Nestled between Long Beach, Southgate and Southern Los Angeles, Paramount encompasses just 4.8 square miles, but its convenience its neighboring cities and towns make it a great place to stay in Los Angeles County. Paramount is easily accessible by the Century Freeway, also called Interstate 105, the Long Beach Freeway, also called Interstate 710, and the Artesia Freeway, also called State Route 91. The city of Los Angeles is located just 17 miles north of Paramount and Long Beach is just 8 miles to the south. Santa Catalina Island is also just off the coast, which is just 15 miles from Paramount’s city center.
The town of Paramount, just like its neighboring towns has a mild climate year round with an average annual temperature of about 74 degrees. The hottest months are July, August and September when the temperatures are between 83 and 85 degrees on average. The coldest months are December and January when the temperature is about 68 on average. There is usually very little chance of rain as the southern California area only receives an average of 35 days each year that have measurable precipitation.

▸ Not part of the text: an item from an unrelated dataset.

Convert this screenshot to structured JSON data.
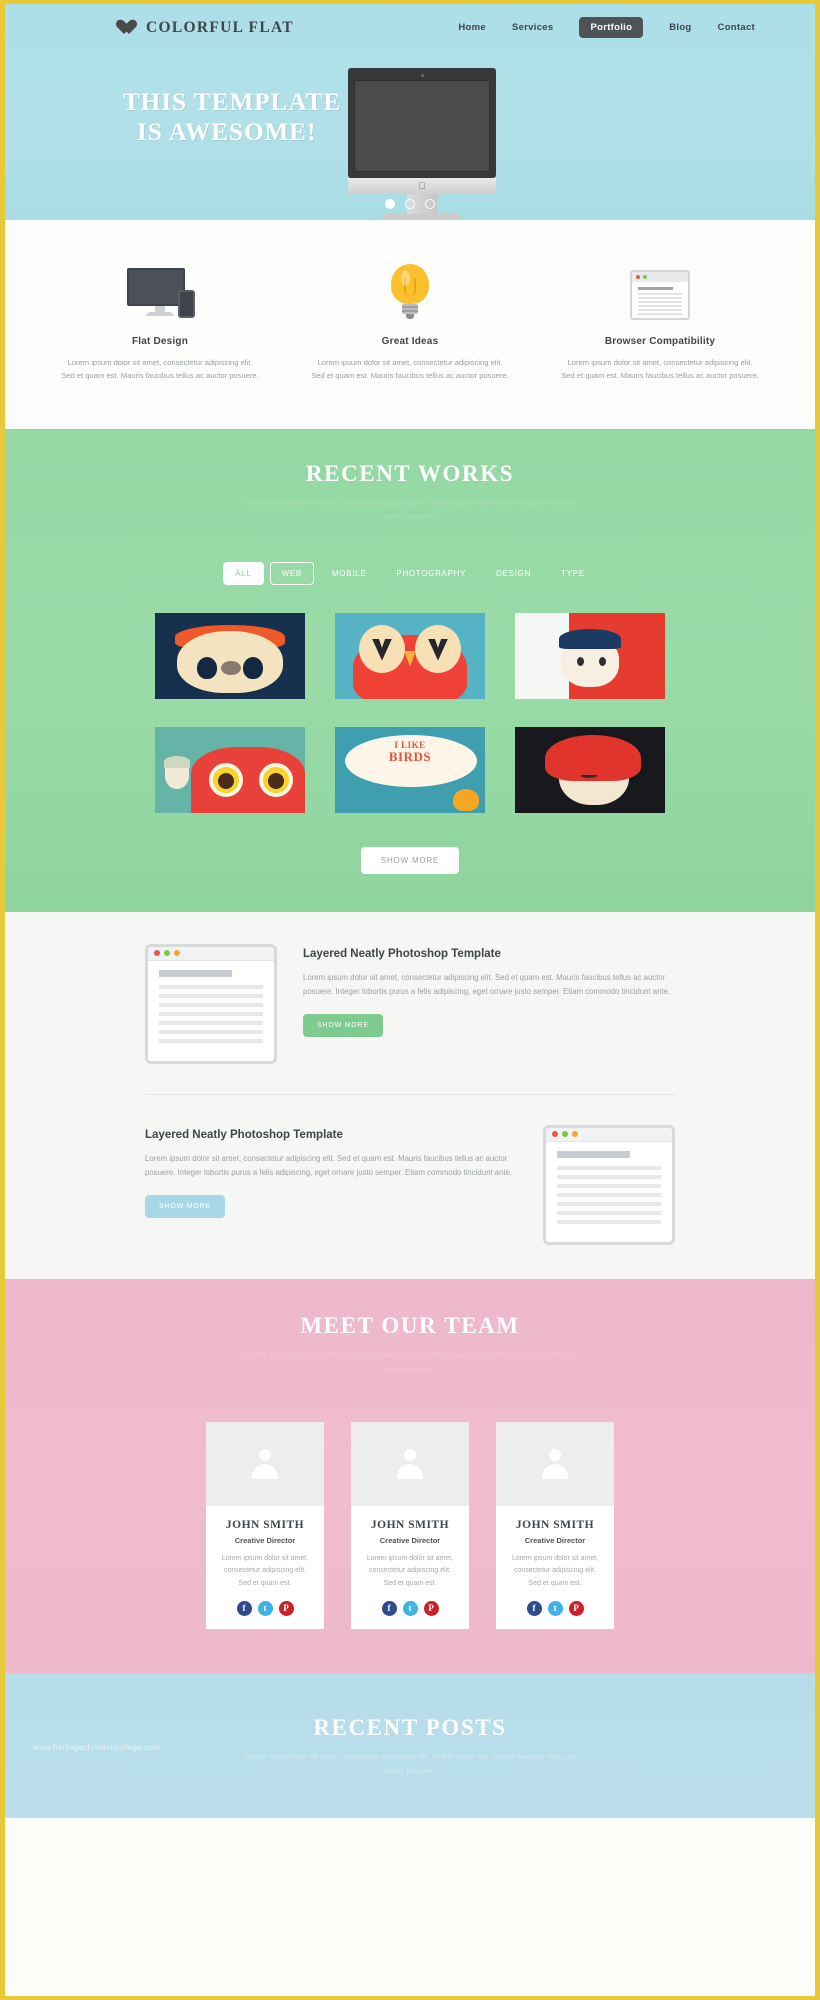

One of the most well-known historical attractions of Paramount is an ice skating rink called Iceland. This rink was opened in the 1940s by a man named Frank Zamboni. Zamboni of course went on to invent the Zamboni Ice Resurfacing Machine. This rink has been a training ground for many of the country’s top figure skaters including Dorothy Hamill and Sonia Henie. To this day, Zambonis are still manufactured in Paramount. The other major historical landmark in Paramount is the Paramount Hay Tree, which has officially been recognized as a California State Historical Landmark. This tree played a major role in the early history of Paramount. Hay traders would meet at this camphor tree each day to discuss the current price of hay, which were agreed upon and then used by the New York mercantile markets to be used as the global hay standard price.
The Downey History Center, located just 10 minutes north of Paramount offers some excellent exhibits that detail the history of the development of the Southern California area which was greatly influenced by the Los Nietos Valley pioneers. When planning a visit here, keep in mind that the center is only open Wednesday, Thursday and the 3rd Saturday of each month.
About a half hour south in Long Beach you will find such attractions as Aquarium of the Pacific, The Art Theatre of Long Beach and the Earl Burns Miller Japanese Garden, just to name a few. A half hours drive north will bring you to Glendale where the famous Glendale Galleria mall is located. This mall features three floors of shopping, dining and entertainment and is the second largest mall in Los Angeles County.
Of course no trip to Paramount would be complete without visiting the city of Los Angeles, just 17 miles north. Some of the must see attractions in the city include Rodeo Drive, Celebrity Homes tours, the Getty Center, the LaBrea Tar Pits, Venice Beach and Hollywood. Here you will also find Disneyland and Universal Studios, both great options for children or adults young at heart. While visiting Los Angeles, check out the Travel Town Museum which is dedicated to educating people about the rich train history of the Los Angeles area. Here guests can see vintage train models and historical memorabilia, take train rides and take guided tours. Best of all, this attraction is totally free.
For kids or adults who love to skateboard, be sure to check out the 12,500 square foot Village Skate Park located in central Paramount. Other parks in Paramount include Ralph C. Dills Park which has a great nature and fitness trail and Spane Park, which has a fishing pond and outdoor amphitheater where many concerts are performed throughout the year.